Friday, September 16, 2011

Religious Groups Join New Mexico Immigration Debate

(WNS)--New Mexico Gov. Susana Martinez, fulfilling a 2010 campaign promise, is pressuring the state legislature to end a policy of granting driver’s licenses to illegal immigrants. Martinez and other critics of the law contend it jeopardizes public safety and attracts illegal immigrants who fraudulently claim to live in the state only to get identification cards.

Churches and religious groups are speaking out in opposition to the governor, saying their actions are part of a larger and growing advocacy effort aimed at promoting immigration reform on moral grounds.

Organizations like the New Mexico Catholic Conference of Bishops and Albuquerque Interfaith were among those in Santa Fe to protest efforts to rescind the state law. They argue that the measure helps one of the state’s most vulnerable groups of people.

“We draw our inspiration from Scripture,” said Nancy Phillips, a member of the New Mexico Faith Coalition for Immigrant Justice, an Albuquerque-based group of lay people and clergy from different denominations.

Allen Sanchez, executive director of the New Mexico Catholic Conference of Bishops, said the bishops usually shy away from political activity: “But on this issue, they feel they have no choice.”

In a guest column for the Albuquerque Journal, the archbishop of Santa Fe, Michael J. Sheeham, writing on behalf of Roman Catholic Bishops of New Mexico, pointed out that “licenses for all drivers make our highways safer.” He also noted that immigrant workers “without legal access to driver’s licenses would not be able to travel to their places of employment, undermining the economic stability of their families, as well as the many New Mexico businesses, farms, and ranches that depend on their labor.”
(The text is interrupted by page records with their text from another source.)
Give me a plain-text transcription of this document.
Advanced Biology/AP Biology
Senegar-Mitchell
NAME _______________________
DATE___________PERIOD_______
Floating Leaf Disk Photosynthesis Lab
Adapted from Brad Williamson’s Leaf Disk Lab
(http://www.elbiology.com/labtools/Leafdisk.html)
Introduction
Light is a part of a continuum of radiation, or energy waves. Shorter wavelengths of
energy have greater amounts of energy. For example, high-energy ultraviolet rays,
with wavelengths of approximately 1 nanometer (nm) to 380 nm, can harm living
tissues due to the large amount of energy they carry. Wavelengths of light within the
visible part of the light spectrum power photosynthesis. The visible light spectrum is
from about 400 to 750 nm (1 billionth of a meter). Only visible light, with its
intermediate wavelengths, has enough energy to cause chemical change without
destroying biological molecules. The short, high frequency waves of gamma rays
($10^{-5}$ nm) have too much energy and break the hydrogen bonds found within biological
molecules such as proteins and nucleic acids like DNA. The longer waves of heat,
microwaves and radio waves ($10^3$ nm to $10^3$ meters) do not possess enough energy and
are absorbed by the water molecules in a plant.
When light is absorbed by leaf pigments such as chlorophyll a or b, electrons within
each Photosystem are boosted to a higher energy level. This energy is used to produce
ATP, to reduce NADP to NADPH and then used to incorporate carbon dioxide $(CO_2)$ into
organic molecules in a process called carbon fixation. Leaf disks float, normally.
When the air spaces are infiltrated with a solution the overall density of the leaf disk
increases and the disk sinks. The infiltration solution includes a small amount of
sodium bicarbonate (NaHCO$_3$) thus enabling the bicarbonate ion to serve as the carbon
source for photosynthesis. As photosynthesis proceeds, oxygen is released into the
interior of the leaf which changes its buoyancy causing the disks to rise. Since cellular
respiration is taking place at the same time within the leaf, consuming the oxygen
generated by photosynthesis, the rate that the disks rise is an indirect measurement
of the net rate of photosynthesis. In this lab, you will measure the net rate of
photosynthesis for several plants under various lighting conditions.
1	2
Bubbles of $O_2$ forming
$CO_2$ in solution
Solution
Kip Bobroff, lead organizer for Albuquerque Interfaith, said ministers from that group held “preach-and-teach” events at churches and synagogues last week aimed at educating members on immigration issues. According to Bobroff, approximately 12,000 people heard about immigration in sermons, homilies, and Sunday school classes.

“Immigrants are part of our institutions, our communities, and our congregations,” Bobroff said. “All you have to do is read the New Testament and the Hebrew Scripture to know we have to welcome our neighbor.”